Peki akıllarını vahye inşa ettirmedikleri halde akıllı olduklarını iddia edenler, neden sürekli akla aykırı işler yaparlar?
Cevap: Hz Ömer bir gün gençlerle sohbet ederken
“-cahiliye dönemi denince 2 şey aklıma gelir.Biri beni güldürür diğeri ağlatır.Helvadan putlar yapardık acıkınca otutur onu yerdik vekendi kız çocuklarımızı diri diri toprağa gömerdik ” demiştir.Hz.Ömer gibi Faruk lakabını almış , düşüncede zirve yapmış bir insanın böylesine faaliyetler içinde olmasına hayret eden bir genç:
“- ya emirelmü’minin, o zaman sizin aklınız yokmuyduder.Hz Ömer :
“-aklımız vardı fakat hidayetimiz yoktu” der.Yani aklımız vardı ancak o aklı yönetecek,yönlendirecek ve terbiye edecek vahiy yoktu.
Evet aklını vahye inşa ettirmeyen dolayısı ile aklını vahyin belirttiği şekilde kullanmayanların üzerine Allah pisliği boca eder.

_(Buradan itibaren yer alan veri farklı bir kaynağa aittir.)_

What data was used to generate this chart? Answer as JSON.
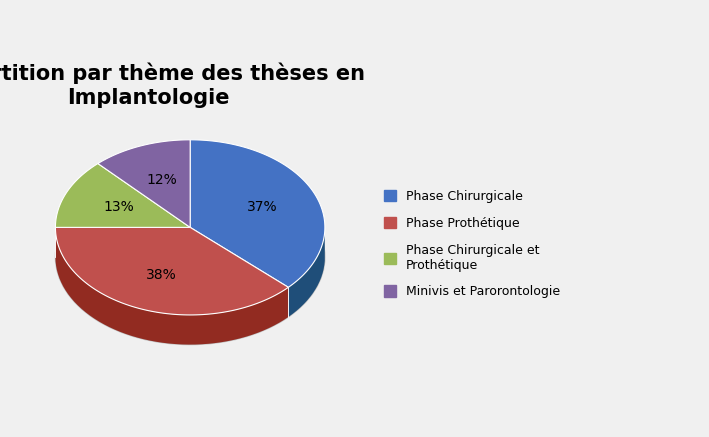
{
  "title": "Répartition par thème des thèses en\nImplantologie",
  "slices": [
    37,
    38,
    13,
    12
  ],
  "labels": [
    "37%",
    "38%",
    "13%",
    "12%"
  ],
  "colors": [
    "#4472C4",
    "#C0504D",
    "#9BBB59",
    "#8064A2"
  ],
  "dark_colors": [
    "#1F4E79",
    "#922B21",
    "#4B5320",
    "#4A235A"
  ],
  "legend_labels": [
    "Phase Chirurgicale",
    "Phase Prothétique",
    "Phase Chirurgicale et\nProthétique",
    "Minivis et Parorontologie"
  ],
  "startangle": 90,
  "background_color": "#f0f0f0",
  "title_fontsize": 15,
  "label_dist": 0.65
}
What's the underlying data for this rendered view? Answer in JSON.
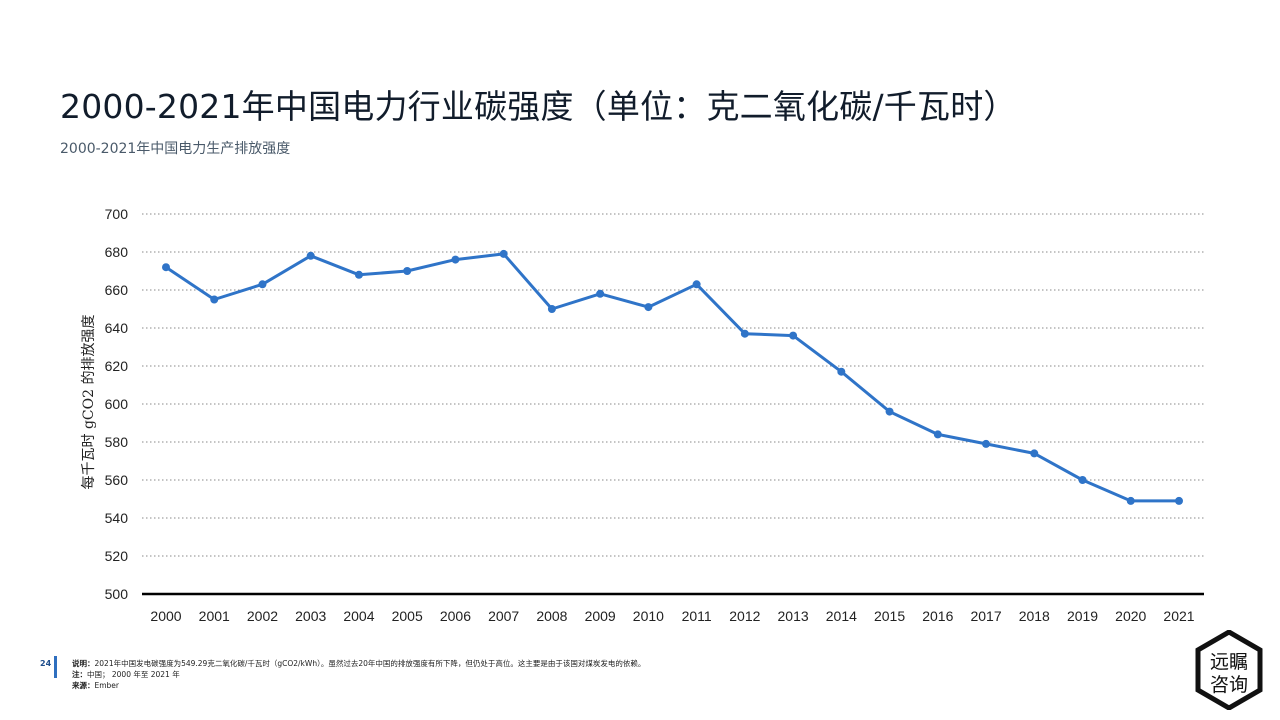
{
  "page": {
    "title": "2000-2021年中国电力行业碳强度（单位：克二氧化碳/千瓦时）",
    "subtitle": "2000-2021年中国电力生产排放强度",
    "page_number": "24",
    "note_label": "说明：",
    "note_text": "2021年中国发电碳强度为549.29克二氧化碳/千瓦时（gCO2/kWh）。虽然过去20年中国的排放强度有所下降，但仍处于高位。这主要是由于该国对煤炭发电的依赖。",
    "region_label": "注：",
    "region_text": "中国；  2000 年至 2021 年",
    "source_label": "来源：",
    "source_text": "Ember",
    "logo_line1": "远瞩",
    "logo_line2": "咨询"
  },
  "chart_data": {
    "type": "line",
    "title": "",
    "xlabel": "",
    "ylabel": "每千瓦时 gCO2 的排放强度",
    "categories": [
      "2000",
      "2001",
      "2002",
      "2003",
      "2004",
      "2005",
      "2006",
      "2007",
      "2008",
      "2009",
      "2010",
      "2011",
      "2012",
      "2013",
      "2014",
      "2015",
      "2016",
      "2017",
      "2018",
      "2019",
      "2020",
      "2021"
    ],
    "values": [
      672,
      655,
      663,
      678,
      668,
      670,
      676,
      679,
      650,
      658,
      651,
      663,
      637,
      636,
      617,
      596,
      584,
      579,
      574,
      560,
      549,
      549
    ],
    "ylim": [
      500,
      700
    ],
    "yticks": [
      500,
      520,
      540,
      560,
      580,
      600,
      620,
      640,
      660,
      680,
      700
    ],
    "grid": true,
    "line_color": "#2f74c8"
  }
}
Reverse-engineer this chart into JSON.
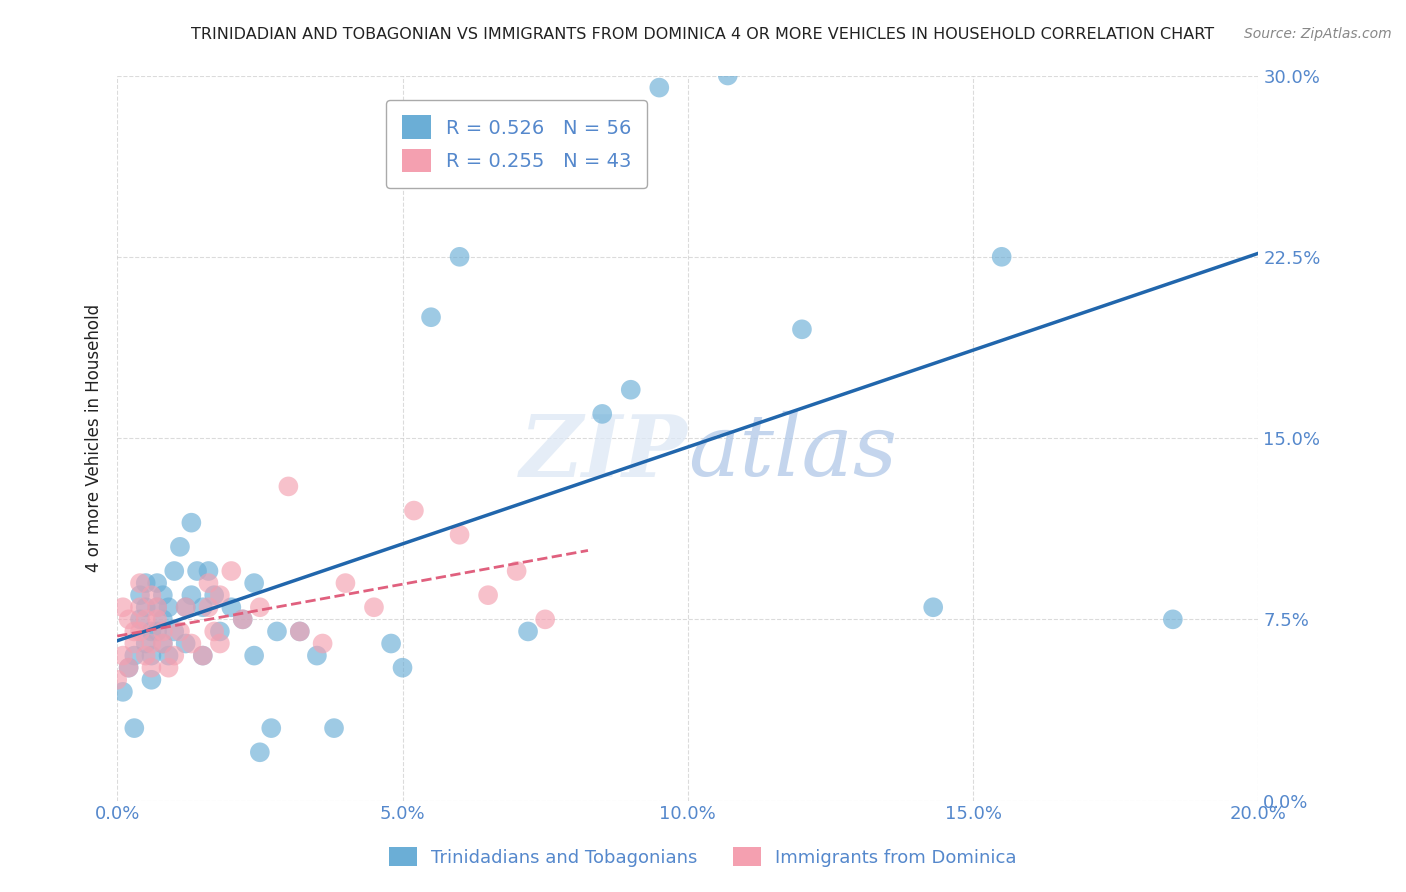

İnşallah bizler, pasif iyi olarak, aktif kötülerin üzerimize bulaştırdığı tüm pisliklerden kurtulur ve aktif iyiler oluruz.Aklı inşa eden ilahi rehber Müddessir suresinin ilk ayetlerinde söyle buyurmuştur;
RAHMÂN, RAHÎM ALLAH ADINA
74:1 SEN EY (yalnızlığına) bürünmüş olan!(pasif iyi)
74:2 Kalk ve uyar!(tebliğ et.Emr-i bil-maruf nehy-i ani'l-münker)
74:3 Rabbinin büyüklüğünü ve yüceliğini an!
74:4 Öz-benliğini temiz tut!(takva elbisesi)
74:5 Ve bütün pisliklerden kaçın!(pisliklerden hicret et)
Sonuç olarak aklı başında olan insan pisliklerden hicret eder.Aklını kullanamayan insan ise pisliğe hicret eder.Pisliğe hicret eden akılsızların üzerine ise Allah elbette ki pisliği boca eder.
Rabbim bizleri aklını vahiy teslim eden ve hayatını baştan aşağı tekrar vahiy ile inşa eden kullarından eylesin.